There is also a financial argument to not “taking” in big rounds at first: Valuation and dilution. The more the above questions are answered, and they do get answered over time, the higher the valuation. The higher the valuation the less the dilution. To the cost of a startup you need to add the cost of getting funding. Often enough there are situations where the founders of a company loose control of the helm because they get too diluted to retain a majority; in many of those cases you get there by either poorly negotiating or by asking too much too early and since there was no tangible value but value of an idea, the percentage sold is too large. Either case can be mitigated by having a more robust offering. Even if you negotiated poorly, the odds are in your favor if you have a more developed project well beyond an idea. Thus, the cost of funding is less. And the upside at the end is much larger for all involved.

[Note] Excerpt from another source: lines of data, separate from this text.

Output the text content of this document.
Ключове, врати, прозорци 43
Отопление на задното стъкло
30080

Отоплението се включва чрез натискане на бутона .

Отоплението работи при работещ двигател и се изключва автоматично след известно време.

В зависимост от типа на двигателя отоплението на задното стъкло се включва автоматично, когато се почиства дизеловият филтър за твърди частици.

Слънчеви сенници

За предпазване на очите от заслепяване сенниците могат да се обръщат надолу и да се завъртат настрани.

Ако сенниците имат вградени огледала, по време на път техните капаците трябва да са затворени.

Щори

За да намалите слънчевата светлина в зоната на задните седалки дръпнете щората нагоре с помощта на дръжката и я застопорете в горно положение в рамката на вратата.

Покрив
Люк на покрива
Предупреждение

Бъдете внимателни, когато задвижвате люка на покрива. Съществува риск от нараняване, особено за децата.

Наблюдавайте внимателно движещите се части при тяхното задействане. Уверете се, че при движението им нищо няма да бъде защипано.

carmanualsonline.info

Going back to the meeting … I have to say that I did not agree with everything the speaker said, his positions and the reasons for them. I have to say that I did not agree with the speaker in every idea or vision that he has on the market and how the market will develop. But the balance of what I got from him is positive. He was not only well spoken, but eloquent in the way he presented his ideas. And whether I agree with him or not, it does not matter. It is whether I could derive value from his experiences, concepts and intelligence.
Sangam, thank you for your time on Friday.